Las Fuerzas Militares insisten, a esta hora, en que desconocían la composición del grupo que fue bombardeado y se escudan en el hecho de que de acuerdo con el derecho humanitario un campamento de las FARC es calificado como un objetivo legítimo, donde la responsabilidad de los civiles muertos es de la guerrilla. Lo anterior puede ser cierto, pero el que paga los platos rotos no es otro que el gobierno de Iván Duque, un mandatario que ya tiene el plato bien lleno con problemas de mucho calado que atender. Se habla de desgobierno, de Estado fallido y los decibeles suben al calificar negativamente la totalidad de las acciones gubernamentales.

Durante esta semana que pasó, en Colombia no se ha hablado de otra cosa que no sean las equivocaciones de esta administración mientras Iván Duque hasta ha sido calificado por algunos de sus detractores como el “peor gobierno que ha habido en la historia del país”. Es claro que a este equipo gubernamental le ha tocado, además del colosal drama provocado por la afluencia desordenada de 2 millones de nuevos inmigrantes, continuar la batalla por la erradicación de los cultivos de droga y emprender una nueva y crítica batalla contra los Grupos Armados Organizados Residuales, como se conocen los grupos disidentes de las FARC. En medio de todo ello las fronteras y toda la geografía del país se le ha desacomodado y el tenor de los problemas ha crecido.

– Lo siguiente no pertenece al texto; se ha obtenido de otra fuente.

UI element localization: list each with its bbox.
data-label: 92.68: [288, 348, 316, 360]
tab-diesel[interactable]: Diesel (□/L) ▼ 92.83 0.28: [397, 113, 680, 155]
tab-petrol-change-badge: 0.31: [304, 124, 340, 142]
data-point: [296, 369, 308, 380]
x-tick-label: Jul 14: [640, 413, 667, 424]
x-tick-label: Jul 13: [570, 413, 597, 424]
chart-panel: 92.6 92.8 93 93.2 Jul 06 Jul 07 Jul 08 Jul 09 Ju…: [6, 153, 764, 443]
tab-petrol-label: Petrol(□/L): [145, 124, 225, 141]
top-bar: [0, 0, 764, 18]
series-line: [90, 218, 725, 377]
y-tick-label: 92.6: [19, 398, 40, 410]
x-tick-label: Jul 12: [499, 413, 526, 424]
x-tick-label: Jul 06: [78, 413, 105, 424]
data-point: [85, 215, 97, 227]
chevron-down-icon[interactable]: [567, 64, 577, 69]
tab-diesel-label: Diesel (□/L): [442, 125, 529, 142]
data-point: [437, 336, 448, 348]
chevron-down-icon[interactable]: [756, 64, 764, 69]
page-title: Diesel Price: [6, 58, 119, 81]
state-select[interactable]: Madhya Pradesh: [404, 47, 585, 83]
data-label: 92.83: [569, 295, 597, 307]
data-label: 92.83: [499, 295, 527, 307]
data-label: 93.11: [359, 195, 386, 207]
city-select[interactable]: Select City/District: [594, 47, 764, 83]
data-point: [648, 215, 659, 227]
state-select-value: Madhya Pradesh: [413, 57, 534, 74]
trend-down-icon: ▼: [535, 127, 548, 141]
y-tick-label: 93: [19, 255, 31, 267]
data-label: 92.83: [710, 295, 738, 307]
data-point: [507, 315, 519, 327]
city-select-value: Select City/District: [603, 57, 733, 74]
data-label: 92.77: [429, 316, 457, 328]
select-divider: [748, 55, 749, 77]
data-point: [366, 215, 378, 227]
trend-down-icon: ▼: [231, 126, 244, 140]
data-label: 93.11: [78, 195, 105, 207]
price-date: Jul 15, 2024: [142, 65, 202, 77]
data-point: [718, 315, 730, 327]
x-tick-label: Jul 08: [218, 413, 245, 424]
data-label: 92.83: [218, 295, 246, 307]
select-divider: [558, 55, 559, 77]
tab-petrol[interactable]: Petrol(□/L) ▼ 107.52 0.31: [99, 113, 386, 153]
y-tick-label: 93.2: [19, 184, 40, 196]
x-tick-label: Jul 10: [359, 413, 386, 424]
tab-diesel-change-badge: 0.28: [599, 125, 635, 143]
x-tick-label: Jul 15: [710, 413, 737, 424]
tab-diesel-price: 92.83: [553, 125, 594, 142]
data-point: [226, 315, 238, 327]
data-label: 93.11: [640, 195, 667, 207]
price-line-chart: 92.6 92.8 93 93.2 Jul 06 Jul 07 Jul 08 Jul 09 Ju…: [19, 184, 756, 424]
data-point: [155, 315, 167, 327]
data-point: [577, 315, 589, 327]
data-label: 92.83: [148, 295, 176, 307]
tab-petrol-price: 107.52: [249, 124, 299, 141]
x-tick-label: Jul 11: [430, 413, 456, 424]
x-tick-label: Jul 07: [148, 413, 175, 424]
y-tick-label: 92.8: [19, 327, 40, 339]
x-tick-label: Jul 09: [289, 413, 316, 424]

El tema de la muerte de los menores le ha abierto la puerta a la crítica ácida de las izquierdas en favor de la población desvalida del interior, particularmente la indígena, y ha permitido poner de relieve como la política del gobierno en materia de control territorial está fallando por los cuatro costados. Realmente el país sí está sufriendo de un incremento sistemático de la desaparición y el asesinato de líderes sociales en todo el país por parte de mafias armadas. Se trata de inmensos territorios claves para el cultivo, procesamiento y tránsito de la cocaína que son controlados por grupos criminales armados hasta los dientes sin que el gobierno pueda actuar de manera eficiente, ni social ni militarmente, en estos inmensos enclaves del país. Ello ha ocasionado que existan vastos territorios en los que la autoridad sobre la población civil está en disputa entre el gobierno y sus militares y estas mafias.

Ha sido muy elocuente ver a un debilitado Gustavo Petro atacando frontalmente al gobierno por su política de seguridad a raíz del supuesto desaguisado del Ministerio de la Defensa. Al fin lo que nos viene quedando claro es que las promesas de Iván Márquez y de un grupo de prófugos de la justicia de retomar sus armas se están cumpliendo.

Ojalá haya una reacción temprana del Palacio de Nariño para rescatar el control sobre el país porque el juego se les desordena cada día más. Mal puede el gobierno observar cómo se generan, como en los tiempos pasados, casos numerosos de “falsos positivos” y ver a los militares efectuar asesinatos selectivos, mientras ambos critican muy duramente, en todos los foros, al gobierno chavista del vecino país y lo califican de violador de derechos humanos.

A nosotros, los venezolanos, esta debilidad del otro lado de la frontera nos afecta de forma determinante. Los americanos sabrá Dios cómo están aquilatando al gobierno de quien es, a esta hora, su más estrecho aliado del continente.